Anirudh Venkatachala Reddy was a feisty young boy. His parents were construction workers. Their dwelling place was the construction site. Their home consisted of make shift shelter built out of stacking bricks and tin sheet to be used for future construction. As the buildings they helped construct neared completion their bricks got used. As the buildings got done their house got torn down and it was time for them to move on. Our building was almost nearing completion and hence Ani’s house had shrink from the 8 by 8 feet to a 6 by 4 dwelling. Yet Ani remained happy, unperturbed by the changes in his circumstances. Ani came across as a confident boy. The resident community knew Ani very well since he always made an effort to interact with them while they went on their walks, or passed by on their way to or from work.  His parents didn’t send him to school yet he had on his own picked up words of the English language. With a big grin on his face, good heartedly he would shout to the residents “How are you doing?” When some of them replied back in English, Ani would enquire what the sentence and words meant. So on and so forth the boy worked tirelessly to gain a grasp of the language. He also was inquisitive about the world at large. He asked the residents where they worked, what they did at their work, what it meant etc. For a kid with no access to formal education Ani was quite knowledgeable.
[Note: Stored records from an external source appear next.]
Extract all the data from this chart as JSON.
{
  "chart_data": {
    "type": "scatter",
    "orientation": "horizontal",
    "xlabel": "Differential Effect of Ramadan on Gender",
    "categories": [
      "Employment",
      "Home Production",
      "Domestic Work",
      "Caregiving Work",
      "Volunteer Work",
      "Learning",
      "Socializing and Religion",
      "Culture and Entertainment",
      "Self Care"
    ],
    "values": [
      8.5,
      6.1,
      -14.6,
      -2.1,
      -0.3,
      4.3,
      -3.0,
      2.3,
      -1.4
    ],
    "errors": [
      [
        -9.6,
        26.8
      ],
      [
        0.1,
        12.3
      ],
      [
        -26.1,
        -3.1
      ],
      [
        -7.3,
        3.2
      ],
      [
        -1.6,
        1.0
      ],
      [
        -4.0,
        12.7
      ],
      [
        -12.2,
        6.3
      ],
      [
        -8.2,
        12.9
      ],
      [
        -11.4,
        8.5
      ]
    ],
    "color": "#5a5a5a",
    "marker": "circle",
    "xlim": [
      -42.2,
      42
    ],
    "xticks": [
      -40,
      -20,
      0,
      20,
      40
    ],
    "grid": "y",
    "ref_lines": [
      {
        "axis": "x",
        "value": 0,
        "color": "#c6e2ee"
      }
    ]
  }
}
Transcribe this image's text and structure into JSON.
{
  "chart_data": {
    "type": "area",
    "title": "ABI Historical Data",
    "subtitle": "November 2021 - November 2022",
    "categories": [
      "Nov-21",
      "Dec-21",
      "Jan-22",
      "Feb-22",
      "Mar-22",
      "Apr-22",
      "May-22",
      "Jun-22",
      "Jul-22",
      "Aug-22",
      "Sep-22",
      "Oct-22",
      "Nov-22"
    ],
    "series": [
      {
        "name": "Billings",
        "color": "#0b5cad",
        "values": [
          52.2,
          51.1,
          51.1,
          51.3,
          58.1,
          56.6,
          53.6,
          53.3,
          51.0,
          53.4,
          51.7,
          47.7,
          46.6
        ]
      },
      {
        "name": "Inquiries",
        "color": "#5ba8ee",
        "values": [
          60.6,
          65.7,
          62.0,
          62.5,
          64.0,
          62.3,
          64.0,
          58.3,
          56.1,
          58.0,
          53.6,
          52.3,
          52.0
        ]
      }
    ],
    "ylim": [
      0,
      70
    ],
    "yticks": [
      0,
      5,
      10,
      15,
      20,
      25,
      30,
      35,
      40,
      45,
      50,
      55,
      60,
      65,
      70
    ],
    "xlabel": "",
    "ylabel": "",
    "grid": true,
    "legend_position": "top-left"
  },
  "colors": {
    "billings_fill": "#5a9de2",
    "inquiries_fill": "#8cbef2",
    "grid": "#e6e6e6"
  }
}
That night I worked tirelessly from home and finished my closing reports and mailed it to my boss. I wasn’t sure if I would be left with a job the next day but I slept soundly. To my surprise I didn’t get kicked out of my job the next day. My boss was impressed with the report that I had sent out and decided to give me another chance with a stern “One more mistake and you will be on your back” threat. I made friends with Ani and persuaded his parents to send him to a nearby school run by an NGO and assured them of all financial support for his education. I spent my after office hours and early morning teaching Ani math, science and English. Ani waited every evening at my apartment gate for me to step in and start the class. I brought him some savory dishes like samosas and pakodas, dishes that most privileged children take as their birth right. But Ani wouldn’t take a bite out of it until I had finished his class. He never asked me to stop the classes, never got bogged down if he got a math problem wrong, never showed any resentment as I repeatedly reproofed his grammar and pronunciation. His eyes shone with the hunger for knowledge even though he had sparse food to satisfy the hunger of his belly.
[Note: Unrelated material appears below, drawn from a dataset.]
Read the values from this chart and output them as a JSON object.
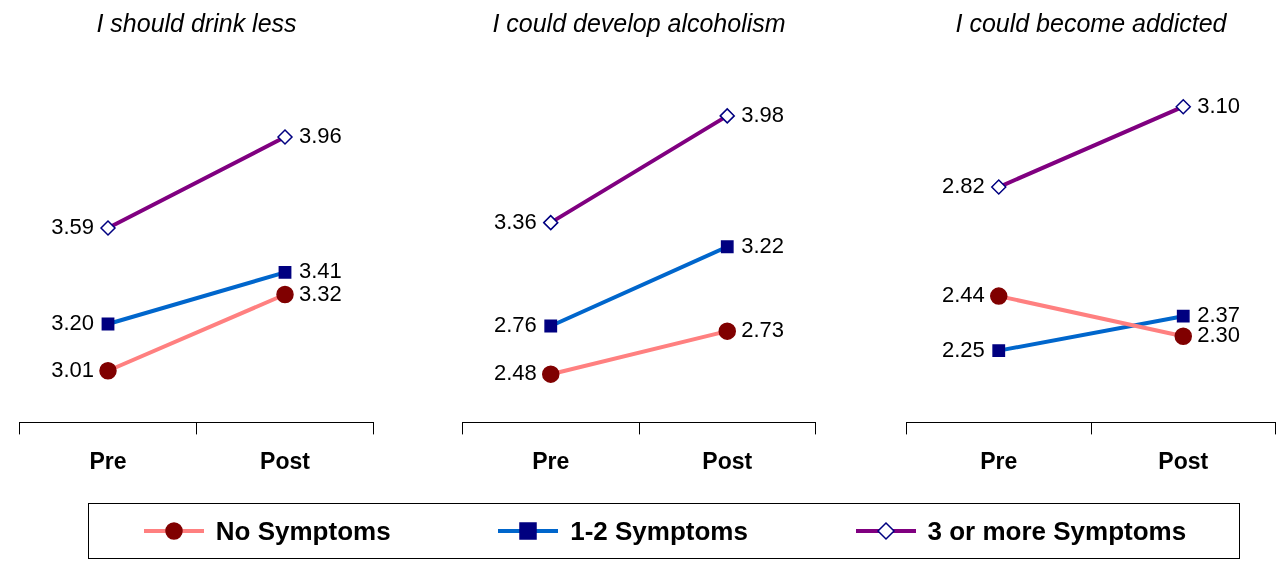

Six months later one day when I stepped back home from work. My mother handed me a ragged looking necklace and piece of paper. “Ani’s parents moved out today. He pleaded with them to stay till he could meet you in the evening. But they had to catch the train in the afternoon. He left me this necklace and a letter” she said

“I thank you for all that you have done for me. I am sorry I couldn’t stay. I have noted down your house address. I will write you a letter soon” – Ani

It was a terse two liner but it left me with a mix of emotions. I was glad he was able to write it on his own but saddened that we couldn’t say our goodbyes personally.

I waited for his letter but it never came. I don’t know what happened to Ani. But whenever I was confronted with a challenge in life I recalled his shining eyes and I got the strength to move ahead.